I was wrong. Since then, we have had little triangles of metal screwed onto the roof so the sheet of snow can’t slide onto the light:
That was $80.00
Next Bob took the lamp to be welded at Animas Radiator
where Tim put some careful flanges on it. Two of them. The flanges were so careful they cost $70. The nails’ll rip out of the wood before these flanges let go, said Tim.
And it’s still not done. Andy, who wired the house, came by as a favor on Friday afternoon to put the light back up.
He has a new van/ before he used his truck and had to empty it into a storage locker every Friday. A van makes his life much easier.

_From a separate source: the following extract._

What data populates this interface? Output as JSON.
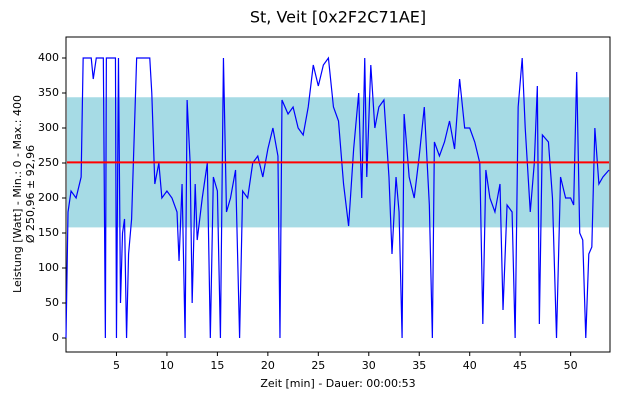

Andy is an elite rock climber who often jams his fingers. I didn’t ask him what happened this time because I didn’t want to visualize it. Andy has spent dozens of nights sleeping in hammocks suspended from rock faces, and his cliff stories give me the willies. He put up our weathervane by tying himself to a rope looped over the roof and attached to the truck. And since his Mom was a librarian, he always returns books. This visit I’m returning one of his books; we both thought the author was annoying. Plus I’m sending along a jar of jam for his fiance’s opinion: she had a restaurant and I thought she’d like the jalapenos.
Andy is putting up the rewelded, rewired light, and you can see me in the window taking his picture.
In the end, it took both Bob and Andy to get the light back in place. Finally.
This story has three lessons. The fixture came from a gas station in Georgia–it’s a piece of 1940s Americana, and it was a big bargain: it cost about $100 including shipping. It’s an Ebay item. I liked it a lot but hadn’t anticipated a multi-step, multi-person, multi-lesson task. The first lesson is, inexpensive Americana may not be a bargain by the time it’s installed. The second lesson is useful for me but probably not for you: old exterior fixtures from the South are not designed for snow load. And the third lesson was my Grandfather’s mantra: Education is expensive.


























This is going to be my new mantra: EDUCATION IS EXPENSIVE.